First time poster. Long-ish story, but I tried to highlight the important points. Basically, I'm looking for advice on whether I should allow a contractor to come into my home to finish a job which I believe he's royally messed up. FYI - This is not any type of DIY post.
Ok. I purchased and installed a Sanyo ductless mini split heat pump unit (24k outdoor unit and multiple indoor units) in September of 2006. Although I installed the unit (tore down the walls, ran the tubing & electrical, etc), I had a professional HVAC contractor come to do the system startup for me as this piece obviously requires some level of technical compentency compared to the other aspects of the install. They did a great, professional job in vac'ing down the lines and performing the initial startup of the system. Unit was running fine (with one recharge in summer 2008). One of my indoor units did need to get swapped out due to a damaged fan blade (in Sept 2006 - unit covered by warranty), and this contractor did the job in about an hour's time (1h 2mins to be exact).
FYI - This unit I installed uses R410A refrig.
This winter, it has seemed like the coil/evaporator on one of the indoor units was starting to get corroded/rusty. I had an extra indoor unit lying around (got it free under warranty and I replaced the broken fan blade), and I wanted to get the rusting indoor unit swapped out. The company which I had hired originally to do the system startup, although great, was a bit pricey, so I tried to find someone with a bit cheaper rates. I found someone who is a licensed HVAC contractor in Connecticut, and we agreed on the terms to the job and what had to get done.
On the day he was supposed to come, I called him to remind him that my unit was a R410A unit, and that he would need an adapter for his gagues to work on my machine (I had told him it was R410A earlier, but i figured i'd call to make sure he was aware of the required adapter as the previous contractor back in 2006 had forgotten it). He said that he did not have one on his truck, but that he was going to come anyway, and that he'd do half the work today and half tomorrow. I didnt fully understand this (as the first thing I thought you needed to do was pump down the affected line) but I went along with it as I'm not the professional.
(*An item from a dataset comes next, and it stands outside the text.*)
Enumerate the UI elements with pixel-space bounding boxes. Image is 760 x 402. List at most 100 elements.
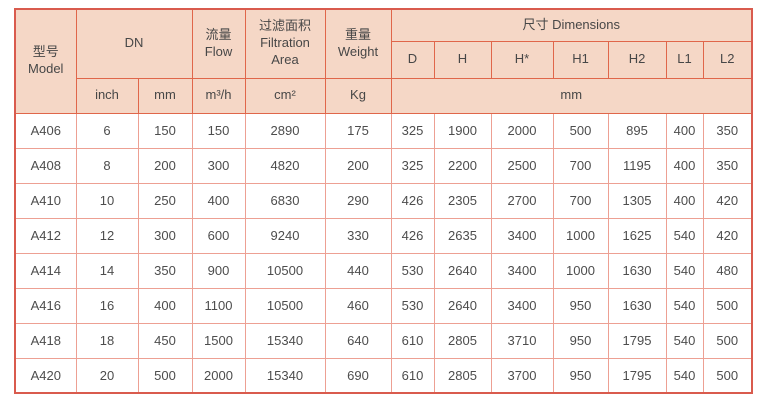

So he gets to my house. He tries to identify the affected unit, and identifies it as "unit A". He says that R410A is environmentally friendly, and therefore you dont have to recover it properly. He proceeds to close off the line for "Unit A", and open up the flare connection, releasing all of the pressurized refrigerant into the atmosphere outside. Is this standard practice? If not, it gets worse.
So he comes inside to work on "Unit A". When he opens up the lines in the back of the unit, ***PPPOOOOOOFFFFFF***, another massive refigerant release, this time indoors. Apparently the unit which needs to be swapped out is "Unit B". So, he closes the flare nut to stop the release, goes outside and closes off the lines for "Unit B" now, and then comes inside and re-opens the flare, releasing all of the R410A in the lines going to indoor Unit B into my house INDOORS. He again says the gas is inert and is no big deal and he does this all the time with R410A and not to worry. This piece kina pissed me off as I have my wife, kids, and pets all in this room when this chemical is getting released.
He completes the swapout of Unit B, and leaves me for the next 2 days with a non-functioning system, as he did not have the proper equipment (adapter) to vac down the 2 busted lines and perform a system startup. His plan was to come back Monday at 5:30PM (yesterday) to finish the job.
He arrives yesterday (Monday) at 7PM (about 1.5hrs late, but this doesnt really bother me). He now says that he'll need to open up all of the lines and "measure out" the proper refrigerant.
At this point in the story, I start to lose track of exactly what he was doing.
Basically, he first connects an open-ended hose to each of the 4 service valves on my outdoor unit, and vents them all to the atmosphere outside. Next, he tries to vac pump all of the refrig out of the system -- I am not sure how sucessful he was on this piece and/or what state the spindels on the wide/narrow valves were in (i think they were all open!!!)
Then, he vacuum pumps down each line, and then does something I thought was odd. He connects his tank of R410A to each of the service valves, and lets the vacuum'ed tubes (and pressurized R410A) suck out the refrig until they're pressure balanced with the R410A canister. He says that "at least we're putting some refrigerant in the lines prior to startup."
Then the system startup. We flip the power on. The thing starts up -- seems to be normal. About 30seconds later, he says "ya know maybe we should really talk to tech support before letting this thing start up as I wouldnt want to damage your compressor". And so he flips the breaker switch for the unit, and says he'll come back the next day (today).
What I need to know, is... is this a normal way in which a professional would go about troubleshooting and swapping out a unit? As i said earlier, I had a previous contractor do this same work in 1h2m, and this guy is going on 4+hours, all the while venting my R410A outside and inside my house. I think I can draw my own conclusions, but just want to get some outside reassurance.
Please advise. He is due back tonight or tomorrow. Sorry for the long story, but thanks for any advice.
Also, I'd like to know just how screwed up my system may or may not be right now based on the description of work done above. If you could also comment on how each of the work items above may have been hurtful and/or no big deal, I'd appreciate it.